The London 2012 Games are set to reach a new record of a global audience of 4.8 billion, figures released by the International Olympic Committee (IOC) revealed. The number is up from 4.5 billion for the Beijing 2008 Games.
A global TV audience of two billion people watched Usain Bolt win the men’s 100m final on Sunday evening, while 20 million viewers in Britain watched the race - the biggest audience for the Games in Britain so far.
The previous day, more than 17 million people watched British athletes Jessica Ennis win gold in the women’s heptathlon and Mo Farah win gold in the Men’s 10 000m, and on Sunday, more than 10 million British viewers watched Andy Murray win gold in the Men’s Tennis final when he beat world number one Roger Federer of Switzerland in straight sets.
The Opening Ceremony set the tone, attracting a British TV audience of 26,9 million.
The support from the public has been overwhelming so far with the Olympic Stadium packed with more than 80 000 people on each day of the athletics events.
When Bolt won the 100m the roar of the crowd was measured at 103,7 decibels - louder than a plane taking off.
The support for British athletes has also been incredible.
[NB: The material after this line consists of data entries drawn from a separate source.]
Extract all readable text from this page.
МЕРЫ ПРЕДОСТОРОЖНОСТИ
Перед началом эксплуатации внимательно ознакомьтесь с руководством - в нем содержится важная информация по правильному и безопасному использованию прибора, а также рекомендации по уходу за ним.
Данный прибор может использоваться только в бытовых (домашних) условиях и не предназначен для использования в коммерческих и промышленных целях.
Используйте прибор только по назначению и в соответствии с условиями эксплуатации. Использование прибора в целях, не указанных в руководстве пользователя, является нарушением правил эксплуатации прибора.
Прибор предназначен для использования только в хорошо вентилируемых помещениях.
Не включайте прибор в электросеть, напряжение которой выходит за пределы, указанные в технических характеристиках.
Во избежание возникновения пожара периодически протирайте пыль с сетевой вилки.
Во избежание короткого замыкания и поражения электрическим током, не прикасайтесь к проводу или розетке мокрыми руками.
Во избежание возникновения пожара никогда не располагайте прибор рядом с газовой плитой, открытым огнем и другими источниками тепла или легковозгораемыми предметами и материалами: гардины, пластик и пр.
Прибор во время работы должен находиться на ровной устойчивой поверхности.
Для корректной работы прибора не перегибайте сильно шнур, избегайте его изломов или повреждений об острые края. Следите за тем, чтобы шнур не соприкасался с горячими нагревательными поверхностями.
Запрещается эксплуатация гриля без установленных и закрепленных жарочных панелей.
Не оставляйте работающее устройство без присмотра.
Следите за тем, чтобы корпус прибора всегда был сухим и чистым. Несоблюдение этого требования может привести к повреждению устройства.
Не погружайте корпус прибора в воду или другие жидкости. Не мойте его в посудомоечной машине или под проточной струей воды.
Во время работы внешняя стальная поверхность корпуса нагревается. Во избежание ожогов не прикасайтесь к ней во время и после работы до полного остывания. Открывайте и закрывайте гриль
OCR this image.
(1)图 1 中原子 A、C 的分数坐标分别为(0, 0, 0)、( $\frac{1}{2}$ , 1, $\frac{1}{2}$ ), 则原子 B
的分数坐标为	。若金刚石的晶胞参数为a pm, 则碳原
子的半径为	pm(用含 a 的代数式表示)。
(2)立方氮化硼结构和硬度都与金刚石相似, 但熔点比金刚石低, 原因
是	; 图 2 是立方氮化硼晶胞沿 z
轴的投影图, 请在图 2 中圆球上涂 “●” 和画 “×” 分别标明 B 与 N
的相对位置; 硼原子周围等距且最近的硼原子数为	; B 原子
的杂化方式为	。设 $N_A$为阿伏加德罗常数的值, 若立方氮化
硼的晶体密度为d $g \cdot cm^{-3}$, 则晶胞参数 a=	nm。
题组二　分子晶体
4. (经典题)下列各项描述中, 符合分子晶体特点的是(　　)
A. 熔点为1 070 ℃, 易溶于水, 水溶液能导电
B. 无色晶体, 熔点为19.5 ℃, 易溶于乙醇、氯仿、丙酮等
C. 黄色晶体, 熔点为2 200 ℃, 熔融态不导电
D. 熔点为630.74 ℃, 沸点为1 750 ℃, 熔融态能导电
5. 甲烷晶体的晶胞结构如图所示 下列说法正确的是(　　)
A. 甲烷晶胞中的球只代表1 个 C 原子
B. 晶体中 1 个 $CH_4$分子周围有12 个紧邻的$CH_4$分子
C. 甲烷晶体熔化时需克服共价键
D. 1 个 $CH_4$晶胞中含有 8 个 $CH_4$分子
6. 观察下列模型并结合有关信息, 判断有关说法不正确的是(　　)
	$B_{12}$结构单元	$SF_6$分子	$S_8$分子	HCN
On August 4, which the British media dubbed ‘Super Saturday’, heptathlete Jessica Ennis, 10 000m athlete Mo Farah and long jumper Greg Rutherford all won gold medals.
The adulation for especially Ennis was palpable as a huge roar resounded through the stadium when she won the final event in the heptathlon, the 800m.
Farah, too, was a big hit with the crowd, after he won the men’s 10 000m racing away from world record holder Kenenisa Bekele of Ethiopia over the final lap. After Farah’s victory, his wife Tania and daughter Rihanna joined him on the track to celebrate and the next day their photos were all over the British papers.
The race to finish on top of the medals table is also developing into a fascinating two horse race between the United States and China, with the lead changing several times throughout the competition. At the last glance, China had gone ahead again with a total of 73 medals and 34 gold, while the USA was second with 70 medals and 30 gold.
Great Britain, meanwhile were lying third, having already eclipsed their record tally in the modern era which they achieved in 2008. In Beijing they won 19 gold and 47 medals in total, but after Tuesday evening’s events, they moved up to a total of 22 gold and 48 medals in total.
On Tuesday evening, track cyclist Sir Chris Hoy became Britain’s most successful Olympian in history when he won gold in the Keirin event in front of 6 000 delirious fans at the Velodrome.
The Games have been amazing so far and especially for the British, who have come out in full support with the Union Jack conspicuous wherever you go - on the underground, on the streets, in the shops and malls, and in the stadiums.